On the positive side, Steven Forman, AIA, a senior associate at Gwathmey Siegel, described his experience as a senior architect restoring the Art and Architecture Building at Yale. Despite abundant technical challenges, the project was a success, he said, “because the money was there, the will was there, the client was there, the construction manager was there. They ‘bought in’ as partners in the whole construction process. In 30 years of building, I’ve never had that experience.”

Abbott simplified the checklist for successful preservation even further: “It’s awareness, it’s time, and it’s money.”

During the Q&A, an audience member pointedly asked whether people even like the Chorley school. Abbott acknowledged that Rudolph could make “demanding” and “intense” architecture, but the question was ultimately put to rest by Fred Isseks, a Middletown high school teacher in attendance: he estimated that 90% of his students love the building. Some of those students were in the audience, and one spoke passionately about her appreciation for the Chorley School.

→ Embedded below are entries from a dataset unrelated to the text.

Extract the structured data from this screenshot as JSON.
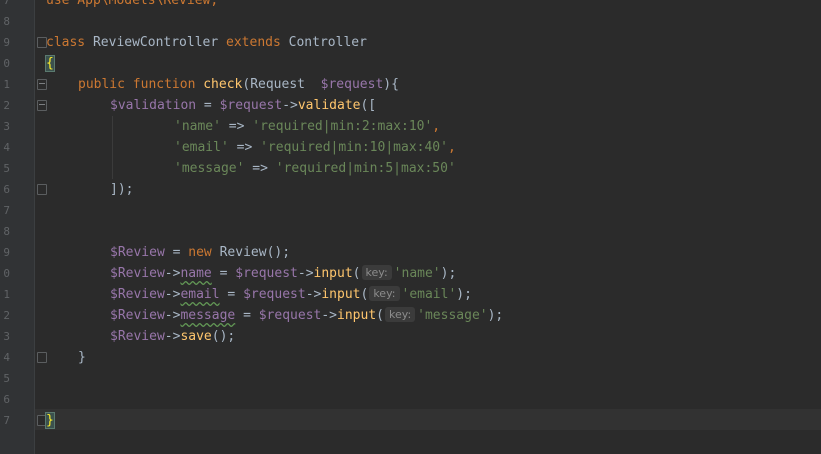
{
  "gutter": {
    "line_numbers": [
      "7",
      "8",
      "9",
      "0",
      "1",
      "2",
      "3",
      "4",
      "5",
      "6",
      "7",
      "8",
      "9",
      "0",
      "1",
      "2",
      "3",
      "4",
      "5",
      "6",
      "7"
    ]
  },
  "code": {
    "l0_a": "use App\\Models\\Review;",
    "l2_kw1": "class ",
    "l2_cls": "ReviewController ",
    "l2_kw2": "extends ",
    "l2_cls2": "Controller",
    "l3_brace": "{",
    "l4_kw1": "public function ",
    "l4_fn": "check",
    "l4_p1": "(Request  ",
    "l4_var": "$request",
    "l4_p2": "){",
    "l5_var1": "$validation",
    "l5_op": " = ",
    "l5_var2": "$request",
    "l5_arrow": "->",
    "l5_fn": "validate",
    "l5_p": "([",
    "l6_str1": "'name'",
    "l6_op": " => ",
    "l6_str2": "'required|min:2:max:10'",
    "l6_c": ",",
    "l7_str1": "'email'",
    "l7_op": " => ",
    "l7_str2": "'required|min:10|max:40'",
    "l7_c": ",",
    "l8_str1": "'message'",
    "l8_op": " => ",
    "l8_str2": "'required|min:5|max:50'",
    "l9_p": "]);",
    "l12_var": "$Review",
    "l12_op": " = ",
    "l12_kw": "new ",
    "l12_cls": "Review",
    "l12_p": "();",
    "l13_var": "$Review",
    "l13_arrow": "->",
    "l13_prop": "name",
    "l13_op": " = ",
    "l13_var2": "$request",
    "l13_arrow2": "->",
    "l13_fn": "input",
    "l13_p1": "(",
    "l13_hint": "key:",
    "l13_str": "'name'",
    "l13_p2": ");",
    "l14_var": "$Review",
    "l14_arrow": "->",
    "l14_prop": "email",
    "l14_op": " = ",
    "l14_var2": "$request",
    "l14_arrow2": "->",
    "l14_fn": "input",
    "l14_p1": "(",
    "l14_hint": "key:",
    "l14_str": "'email'",
    "l14_p2": ");",
    "l15_var": "$Review",
    "l15_arrow": "->",
    "l15_prop": "message",
    "l15_op": " = ",
    "l15_var2": "$request",
    "l15_arrow2": "->",
    "l15_fn": "input",
    "l15_p1": "(",
    "l15_hint": "key:",
    "l15_str": "'message'",
    "l15_p2": ");",
    "l16_var": "$Review",
    "l16_arrow": "->",
    "l16_fn": "save",
    "l16_p": "();",
    "l17_brace": "}",
    "l20_brace": "}"
  },
  "colors": {
    "background": "#2b2b2b",
    "keyword": "#cc7832",
    "function": "#ffc66d",
    "variable": "#9876aa",
    "string": "#6a8759",
    "default": "#a9b7c6"
  }
}
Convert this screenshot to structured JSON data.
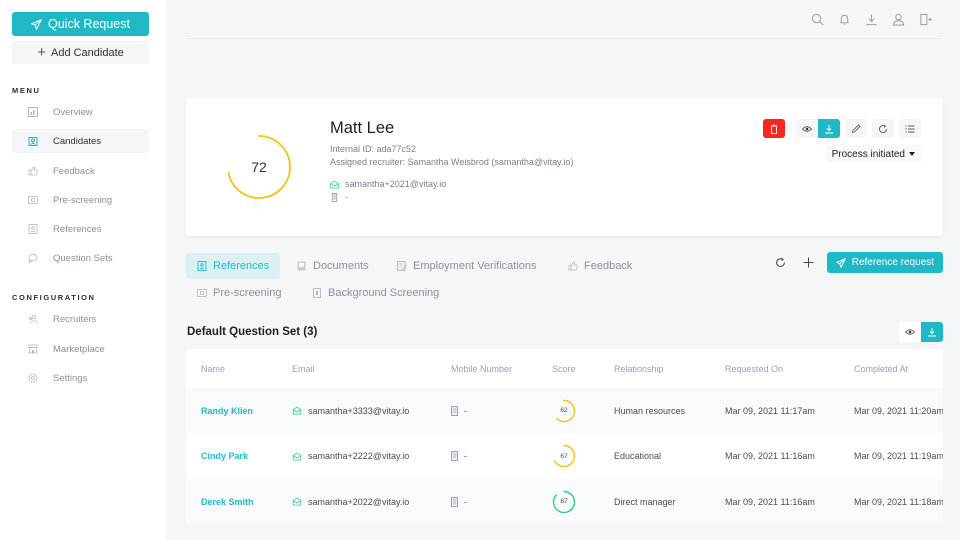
{
  "sidebar": {
    "quick_request_label": "Quick Request",
    "add_candidate_label": "Add Candidate",
    "menu_label": "MENU",
    "menu_items": [
      {
        "label": "Overview",
        "icon": "chart-icon",
        "active": false
      },
      {
        "label": "Candidates",
        "icon": "candidates-icon",
        "active": true
      },
      {
        "label": "Feedback",
        "icon": "thumbs-up-icon",
        "active": false
      },
      {
        "label": "Pre-screening",
        "icon": "prescreening-icon",
        "active": false
      },
      {
        "label": "References",
        "icon": "references-icon",
        "active": false
      },
      {
        "label": "Question Sets",
        "icon": "question-sets-icon",
        "active": false
      }
    ],
    "config_label": "CONFIGURATION",
    "config_items": [
      {
        "label": "Recruiters",
        "icon": "users-icon"
      },
      {
        "label": "Marketplace",
        "icon": "store-icon"
      },
      {
        "label": "Settings",
        "icon": "settings-icon"
      }
    ]
  },
  "topbar": {
    "icons": [
      "search-icon",
      "bell-icon",
      "download-icon",
      "user-icon",
      "logout-icon"
    ]
  },
  "candidate": {
    "name": "Matt Lee",
    "score": 72,
    "score_fraction": 0.72,
    "score_color": "#f5c211",
    "internal_id": "Internal ID: ada77c52",
    "recruiter": "Assigned recruiter: Samantha Weisbrod (samantha@vitay.io)",
    "email": "samantha+2021@vitay.io",
    "mobile": "-",
    "status": "Process initiated",
    "actions": [
      "delete",
      "view",
      "download",
      "edit",
      "refresh",
      "list"
    ]
  },
  "tabs": [
    {
      "label": "References",
      "icon": "references-icon",
      "active": true
    },
    {
      "label": "Documents",
      "icon": "documents-icon",
      "active": false
    },
    {
      "label": "Employment Verifications",
      "icon": "verification-icon",
      "active": false
    },
    {
      "label": "Feedback",
      "icon": "thumbs-up-icon",
      "active": false
    },
    {
      "label": "Pre-screening",
      "icon": "prescreening-icon",
      "active": false
    },
    {
      "label": "Background Screening",
      "icon": "background-icon",
      "active": false
    }
  ],
  "reference_request_label": "Reference request",
  "question_set": {
    "title": "Default Question Set (3)",
    "columns": [
      "Name",
      "Email",
      "Mobile Number",
      "Score",
      "Relationship",
      "Requested On",
      "Completed At"
    ],
    "rows": [
      {
        "name": "Randy Klien",
        "email": "samantha+3333@vitay.io",
        "mobile": "-",
        "score": 62,
        "score_color": "#f5c211",
        "relationship": "Human resources",
        "requested": "Mar 09, 2021 11:17am",
        "completed": "Mar 09, 2021 11:20am"
      },
      {
        "name": "Cindy Park",
        "email": "samantha+2222@vitay.io",
        "mobile": "-",
        "score": 67,
        "score_color": "#f5c211",
        "relationship": "Educational",
        "requested": "Mar 09, 2021 11:16am",
        "completed": "Mar 09, 2021 11:19am"
      },
      {
        "name": "Derek Smith",
        "email": "samantha+2022@vitay.io",
        "mobile": "-",
        "score": 87,
        "score_color": "#2ecc8f",
        "relationship": "Direct manager",
        "requested": "Mar 09, 2021 11:16am",
        "completed": "Mar 09, 2021 11:18am"
      }
    ]
  },
  "colors": {
    "accent": "#21b8c6",
    "danger": "#f5271f",
    "warning": "#f5c211",
    "success": "#2ecc8f"
  }
}
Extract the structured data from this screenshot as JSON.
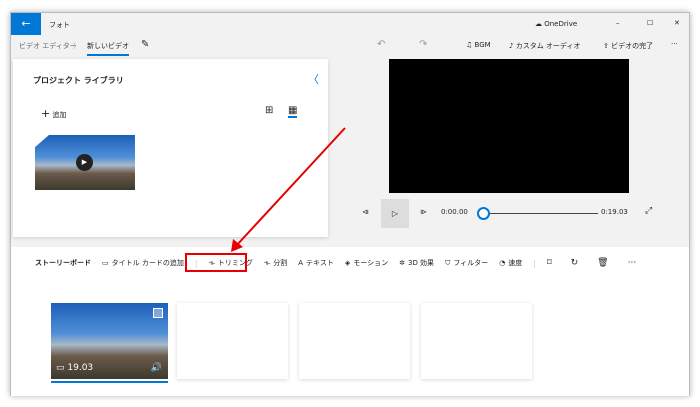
{
  "titlebar": {
    "app": "フォト",
    "onedrive": "OneDrive",
    "back_icon": "arrow-left-icon",
    "minimize": "–",
    "maximize": "☐",
    "close": "✕"
  },
  "toolbar": {
    "breadcrumb_root": "ビデオ エディター",
    "breadcrumb_sep": "〉",
    "project_name": "新しいビデオ",
    "bgm": "BGM",
    "custom_audio": "カスタム オーディオ",
    "finish": "ビデオの完了",
    "more": "···"
  },
  "library": {
    "title": "プロジェクト ライブラリ",
    "add": "追加",
    "collapse": "〈"
  },
  "player": {
    "current": "0:00.00",
    "duration": "0:19.03",
    "progress": 0
  },
  "storyboard": {
    "title": "ストーリーボード",
    "tools": [
      "タイトル カードの追加",
      "トリミング",
      "分割",
      "テキスト",
      "モーション",
      "3D 効果",
      "フィルター",
      "速度"
    ],
    "more": "···"
  },
  "clips": [
    {
      "duration": "19.03"
    }
  ],
  "annotation": {
    "highlight_color": "#e60000"
  }
}
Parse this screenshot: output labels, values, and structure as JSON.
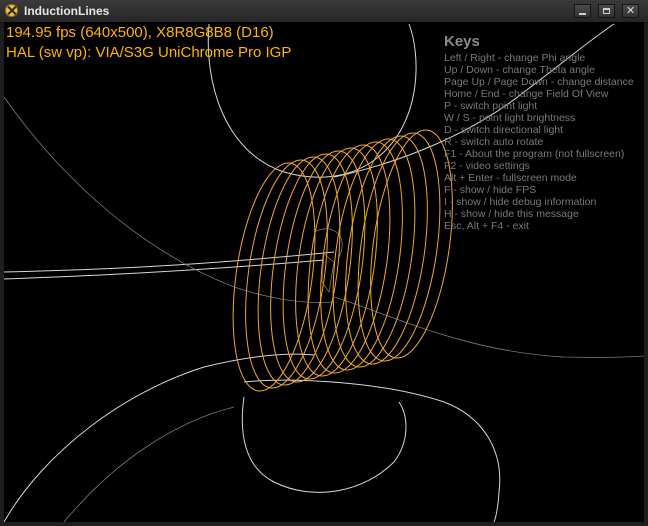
{
  "window": {
    "title": "InductionLines",
    "icon": "app-x-icon",
    "controls": {
      "minimize": "minimize-icon",
      "maximize": "maximize-icon",
      "close_glyph": "✕"
    }
  },
  "overlay": {
    "fps_line": "194.95 fps (640x500), X8R8G8B8 (D16)",
    "device_line": "HAL (sw vp): VIA/S3G UniChrome Pro IGP",
    "color": "#ffb400"
  },
  "keys": {
    "title": "Keys",
    "items": [
      "Left / Right - change Phi angle",
      "Up / Down - change Theta angle",
      "Page Up / Page Down - change distance",
      "Home / End - change Field Of View",
      "P - switch point light",
      "W / S - point light brightness",
      "D - switch directional light",
      "R - switch auto rotate",
      "F1 - About the program (not fullscreen)",
      "F2 - video settings",
      "Alt + Enter - fullscreen mode",
      "F - show / hide FPS",
      "I - show / hide debug information",
      "H - show / hide this message",
      "Esc, Alt + F4 - exit"
    ]
  },
  "scene": {
    "coil_color": "#f0a830",
    "field_line_color": "#cfcfcf",
    "background": "#000000"
  }
}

Positive testimonies such as these, coming from members of the local community, are crucial, said moderator Fred Bernstein. “Buildings will be saved because people come to like them, not because architects say they’re important.”

Carl Yost is the marketing and publicity coordinator for Gabellini Sheppard Associates. He has written for Forbes.com and The Architect’s Newspaper, among other publications.